The HFIAA mandates that FPIs with registered securities under Section 12 of the Exchange Act begin making Section 16 filings from March 18, 2026, which is 90 days post-enactment of the NDAA.
Implications for Foreign Private Issuers
While the HFIAA imposes Section 16 reporting requirements, it does not apply all provisions of Section 16 to FPIs. Notably, directors and officers of FPIs will not face the short-swing profit disgorgement provision outlined in Section 16(b), which requires repayment of profits from trades made within a six-month period. Additionally, the HFIAA does not extend reporting obligations to beneficial owners of more than 10 percent of any registered class of an FPI’s securities.
FPIs will also remain exempt from SEC rules regarding proxy statements, which include disclosures related to Section 16 filing delinquencies. Nonetheless, failure to comply with Section 16 reporting could lead to SEC enforcement actions and fines for the responsible parties.

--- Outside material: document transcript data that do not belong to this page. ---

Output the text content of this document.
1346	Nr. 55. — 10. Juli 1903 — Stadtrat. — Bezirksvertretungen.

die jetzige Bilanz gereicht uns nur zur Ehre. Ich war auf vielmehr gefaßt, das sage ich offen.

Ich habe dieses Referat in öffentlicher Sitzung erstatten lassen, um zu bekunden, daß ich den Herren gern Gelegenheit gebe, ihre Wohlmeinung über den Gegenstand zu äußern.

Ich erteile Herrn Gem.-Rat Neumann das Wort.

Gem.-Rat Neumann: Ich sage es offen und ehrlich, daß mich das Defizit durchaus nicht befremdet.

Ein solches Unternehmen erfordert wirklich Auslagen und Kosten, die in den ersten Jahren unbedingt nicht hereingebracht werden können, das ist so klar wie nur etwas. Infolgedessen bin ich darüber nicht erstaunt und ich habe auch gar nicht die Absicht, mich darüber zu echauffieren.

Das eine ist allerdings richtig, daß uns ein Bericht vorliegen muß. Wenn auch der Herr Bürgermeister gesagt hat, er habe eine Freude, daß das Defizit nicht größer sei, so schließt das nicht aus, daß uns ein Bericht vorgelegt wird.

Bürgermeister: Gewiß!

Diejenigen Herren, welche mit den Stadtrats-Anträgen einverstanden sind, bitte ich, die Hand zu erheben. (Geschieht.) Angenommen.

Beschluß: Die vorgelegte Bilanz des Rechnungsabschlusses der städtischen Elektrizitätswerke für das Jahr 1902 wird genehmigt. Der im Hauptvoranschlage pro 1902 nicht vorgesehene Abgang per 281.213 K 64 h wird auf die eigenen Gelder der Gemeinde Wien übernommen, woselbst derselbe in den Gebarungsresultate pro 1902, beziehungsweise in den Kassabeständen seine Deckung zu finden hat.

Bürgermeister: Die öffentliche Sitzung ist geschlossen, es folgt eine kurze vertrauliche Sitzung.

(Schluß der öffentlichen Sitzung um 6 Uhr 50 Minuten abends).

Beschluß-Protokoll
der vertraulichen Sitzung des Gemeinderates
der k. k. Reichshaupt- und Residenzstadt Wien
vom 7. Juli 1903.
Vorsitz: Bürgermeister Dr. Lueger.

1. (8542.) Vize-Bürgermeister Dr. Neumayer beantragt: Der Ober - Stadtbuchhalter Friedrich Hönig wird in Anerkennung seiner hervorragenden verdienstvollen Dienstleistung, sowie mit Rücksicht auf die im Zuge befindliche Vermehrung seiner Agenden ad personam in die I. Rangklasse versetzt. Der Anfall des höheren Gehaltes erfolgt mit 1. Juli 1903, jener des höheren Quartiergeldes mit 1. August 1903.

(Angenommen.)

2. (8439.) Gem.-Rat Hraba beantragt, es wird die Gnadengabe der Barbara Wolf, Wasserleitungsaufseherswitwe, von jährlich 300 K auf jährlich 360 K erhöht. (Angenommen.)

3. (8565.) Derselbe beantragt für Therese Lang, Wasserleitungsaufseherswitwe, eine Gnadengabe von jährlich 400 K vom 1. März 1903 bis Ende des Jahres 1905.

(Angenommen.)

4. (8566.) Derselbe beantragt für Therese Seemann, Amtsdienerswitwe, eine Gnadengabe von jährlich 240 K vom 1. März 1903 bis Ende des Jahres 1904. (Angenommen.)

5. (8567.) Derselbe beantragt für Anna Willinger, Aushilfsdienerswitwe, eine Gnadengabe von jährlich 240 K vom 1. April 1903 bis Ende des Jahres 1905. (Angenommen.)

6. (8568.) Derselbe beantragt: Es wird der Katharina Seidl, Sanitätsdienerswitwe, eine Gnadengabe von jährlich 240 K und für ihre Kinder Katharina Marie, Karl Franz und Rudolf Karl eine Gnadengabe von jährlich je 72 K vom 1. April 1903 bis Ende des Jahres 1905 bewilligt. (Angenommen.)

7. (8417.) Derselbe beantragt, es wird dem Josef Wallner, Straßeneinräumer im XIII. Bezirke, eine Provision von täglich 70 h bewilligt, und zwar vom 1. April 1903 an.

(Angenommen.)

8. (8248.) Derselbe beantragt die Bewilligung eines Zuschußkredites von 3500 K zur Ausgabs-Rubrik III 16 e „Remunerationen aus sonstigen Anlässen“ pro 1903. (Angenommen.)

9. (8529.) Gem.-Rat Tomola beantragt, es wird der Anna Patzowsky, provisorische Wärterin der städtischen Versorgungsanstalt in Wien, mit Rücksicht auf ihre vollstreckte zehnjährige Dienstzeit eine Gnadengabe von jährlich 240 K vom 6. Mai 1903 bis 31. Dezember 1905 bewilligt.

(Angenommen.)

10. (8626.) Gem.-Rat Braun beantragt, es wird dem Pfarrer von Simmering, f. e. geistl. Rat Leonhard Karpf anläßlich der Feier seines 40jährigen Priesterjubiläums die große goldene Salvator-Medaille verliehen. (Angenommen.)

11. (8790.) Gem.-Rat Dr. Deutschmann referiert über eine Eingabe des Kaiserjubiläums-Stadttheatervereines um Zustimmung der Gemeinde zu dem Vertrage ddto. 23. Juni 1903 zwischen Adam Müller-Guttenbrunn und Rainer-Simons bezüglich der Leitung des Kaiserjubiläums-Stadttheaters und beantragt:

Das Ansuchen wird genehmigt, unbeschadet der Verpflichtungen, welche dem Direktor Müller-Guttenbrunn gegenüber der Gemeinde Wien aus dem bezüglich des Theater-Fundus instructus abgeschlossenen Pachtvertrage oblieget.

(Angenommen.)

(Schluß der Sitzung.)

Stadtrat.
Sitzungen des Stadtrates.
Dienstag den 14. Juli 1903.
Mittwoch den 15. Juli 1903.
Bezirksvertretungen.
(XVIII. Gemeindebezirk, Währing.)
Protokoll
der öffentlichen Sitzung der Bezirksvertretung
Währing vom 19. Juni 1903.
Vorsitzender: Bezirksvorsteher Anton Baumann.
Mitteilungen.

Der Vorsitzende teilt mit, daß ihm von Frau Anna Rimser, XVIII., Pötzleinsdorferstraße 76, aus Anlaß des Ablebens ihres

The HFIAA grants the SEC discretionary authority to exempt certain individuals or transactions from its requirements if it is determined that similar regulations are already in place in the relevant foreign jurisdiction. While this could provide future relief, the extent to which the current SEC will utilize this authority is uncertain.
The enactment of the HFIAA aligns with ongoing SEC efforts to reassess the accommodations provided to FPIs under U.S. securities laws. This is further illustrated by the SEC’s June 2025 concept release, which sought public input on the definition of a Foreign Private Issuer. The implications of the HFIAA, coupled with potential future regulatory changes, may introduce significant and complex reporting obligations for FPIs and their directors and officers.
As the effective date approaches, FPIs will need to prepare for these new requirements, ensuring compliance with unfamiliar and potentially intricate reporting obligations outlined in the HFIAA.